The second opera I saw (October 24) was Hubicka / The Kiss. Composers are said to incorporate their feelings and situations into their music. Poor old Smetana was broke, having career and marital problems when he was overnight stricken tone deaf. Next work a tragedy? Not a bit of it – a comedy, this Kiss. About a girl who loves her man but refuses to give him pre-nuptial lip caress. The second act has a red herring subplot about smugglers but it all works out by the end.
How does the opera compare with The Bartered Bride? Hardly. It goes through the motions but lacks the all important lyrical melodic gems of the Bride. Here there is only one gorgeous hit number, a paean to the skylark, delivered superbly by a subsidiary character, Russian Ekaterina Bakanova. The non-oscillating heroine was sung more than adequately by the South African soprano Pumeza Matshikiza, but less than audience charming. Peter Berger was her beau, Slovakian tenor with good notes but not much juice in the voice. Production, orchestra, chorus, cast, conductor (Jaroslav Kyzlink), décor, all up to scratch.

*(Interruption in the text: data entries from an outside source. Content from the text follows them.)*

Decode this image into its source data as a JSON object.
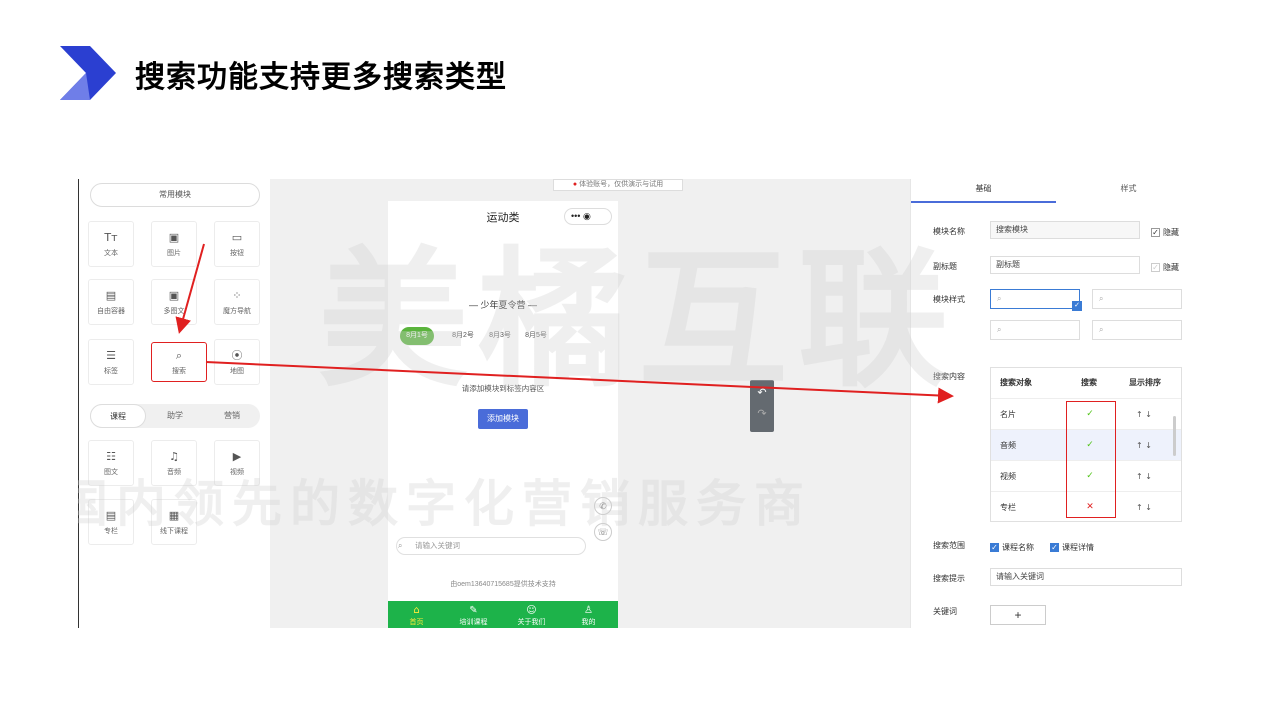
{
  "slide": {
    "title": "搜索功能支持更多搜索类型"
  },
  "left_panel": {
    "header": "常用模块",
    "tiles_common": [
      {
        "label": "文本",
        "icon": "Tт"
      },
      {
        "label": "图片",
        "icon": "▣"
      },
      {
        "label": "按钮",
        "icon": "▭"
      },
      {
        "label": "自由容器",
        "icon": "▤"
      },
      {
        "label": "多图文",
        "icon": "▣"
      },
      {
        "label": "魔方导航",
        "icon": "⁘"
      },
      {
        "label": "标签",
        "icon": "☰"
      },
      {
        "label": "搜索",
        "icon": "⌕"
      },
      {
        "label": "地图",
        "icon": "⦿"
      }
    ],
    "tabs": [
      "课程",
      "助学",
      "营销"
    ],
    "tiles_course": [
      {
        "label": "图文",
        "icon": "☷"
      },
      {
        "label": "音频",
        "icon": "♫"
      },
      {
        "label": "视频",
        "icon": "▶"
      },
      {
        "label": "专栏",
        "icon": "▤"
      },
      {
        "label": "线下课程",
        "icon": "▦"
      }
    ]
  },
  "phone": {
    "toast": "体验账号，仅供演示与试用",
    "title": "运动类",
    "capsule": "•••  ◉",
    "section_title": "— 少年夏令营 —",
    "dates": [
      "8月1号",
      "8月2号",
      "8月3号",
      "8月5号"
    ],
    "hint": "请添加模块到标签内容区",
    "add_button": "添加模块",
    "search_placeholder": "请输入关键词",
    "support": "由oem13640715685提供技术支持",
    "nav": [
      {
        "label": "首页",
        "icon": "⌂"
      },
      {
        "label": "培训课程",
        "icon": "✎"
      },
      {
        "label": "关于我们",
        "icon": "☺"
      },
      {
        "label": "我的",
        "icon": "♙"
      }
    ]
  },
  "right_panel": {
    "tabs": [
      "基础",
      "样式"
    ],
    "module_name_label": "模块名称",
    "module_name_value": "搜索模块",
    "subtitle_label": "副标题",
    "subtitle_value": "副标题",
    "hide_label": "隐藏",
    "style_label": "模块样式",
    "content_label": "搜索内容",
    "table_headers": [
      "搜索对象",
      "搜索",
      "显示排序"
    ],
    "table_rows": [
      {
        "name": "名片",
        "mark": "✓",
        "order": "↑ ↓"
      },
      {
        "name": "音频",
        "mark": "✓",
        "order": "↑ ↓"
      },
      {
        "name": "视频",
        "mark": "✓",
        "order": "↑ ↓"
      },
      {
        "name": "专栏",
        "mark": "✕",
        "order": "↑ ↓"
      }
    ],
    "range_label": "搜索范围",
    "range_options": [
      "课程名称",
      "课程详情"
    ],
    "prompt_label": "搜索提示",
    "prompt_value": "请输入关键词",
    "keyword_label": "关键词",
    "keyword_add": "+"
  },
  "watermark": {
    "big": "美橘互联",
    "line": "国内领先的数字化营销服务商"
  },
  "colors": {
    "accent_blue": "#4a6cd9",
    "nav_green": "#1db34a",
    "highlight_red": "#e02020",
    "check_green": "#52c41a"
  }
}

Virginia was the fifty-seventh opera of Severio Mercadante (1795 – 1870), a blood and guts affair set in mid-fifth century Rome. Act one: He, Patrician, loves Plebeian; She loves another of the plebs. Act two: complications, father involved. Act three: heavy death rate, all fall down, end of opera. Scene 1: orgy, Roman style, until two chaps appear in pin-stripes! Scene 2: kitchen sink. Has the producer had an attack of Clever-dickery? No, he is pointing up that today we have parallel problems. But the way that the opera precedes is curious: action is frozen quite unrealistically for long periods until all hell breaks loose (plays by G.B. Shaw). Mercadante started off something like Rossini but his later operas often sound like Verdi. Virginia is the work of talent, a great talent, but it lacks the spark of genius which Verdi had. Mercadante writes marvellously for the voice, there are fine concerted numbers and two fine concertatos. The idiom, the drama, rhetoric, continuity, interesting orchestration (bits for muted brass and percussion, gurgling clarinets, plaintive cor anglais, effective harp-writing – all this keeps the listener alert and responsive.

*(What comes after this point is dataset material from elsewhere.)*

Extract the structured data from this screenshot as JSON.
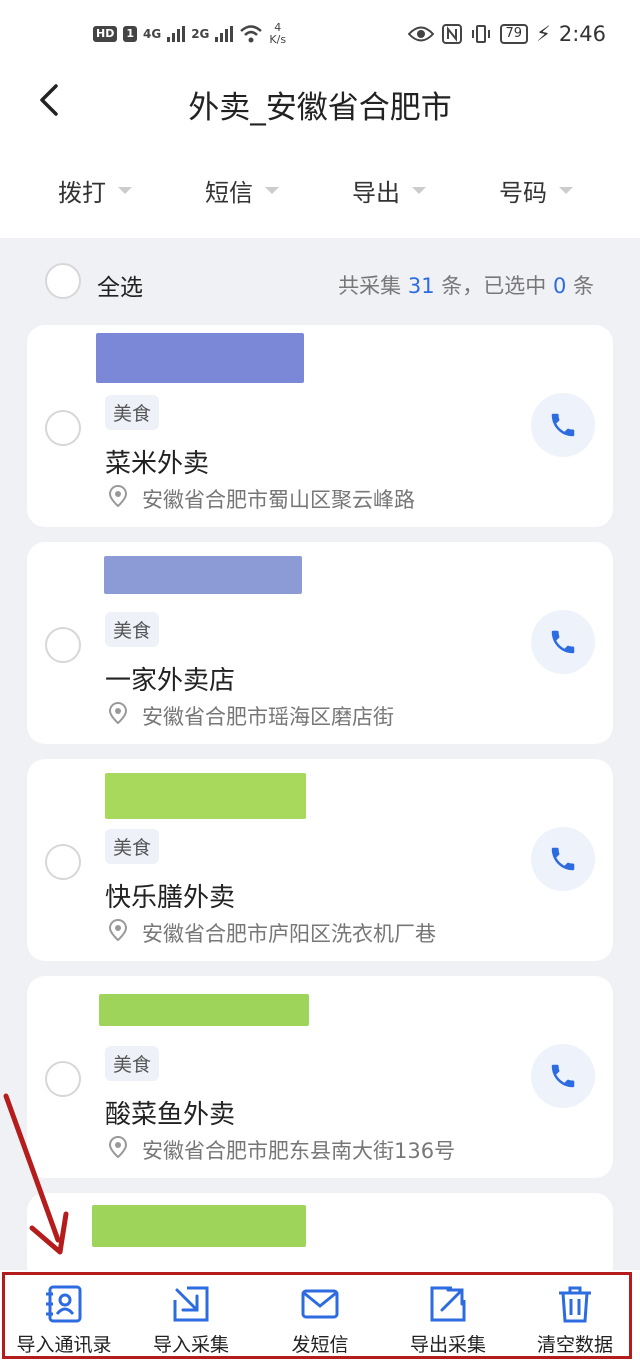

The star of the show, indeed the star of the festival, was the American soprano, Angels Meade, a dramatic soprano with a full range, only twenty-four, is halfway towards being a Montserrat Caballé, in voice, in style – and girth! Unusually in the score are two leading tenors; singers quite often in unison. Ivan Magri was a fine Appio (did he have a way?), Hugh Russell sang well as the father who stabs his daughter to prevent her getting into more trouble. Venezuelan young conductor Carlos Izcaray is one to watch, exciting and accurate.
Wexford is a seaport town in the south-east of Ireland. The festival was started by a local anaesthetist who, t’was said, put the town to sleep for eleven months but woke it up for Hallow’een. Since 1951 the town’s splendid little opera-house has resounded to the music of operas near and beyond the fringe.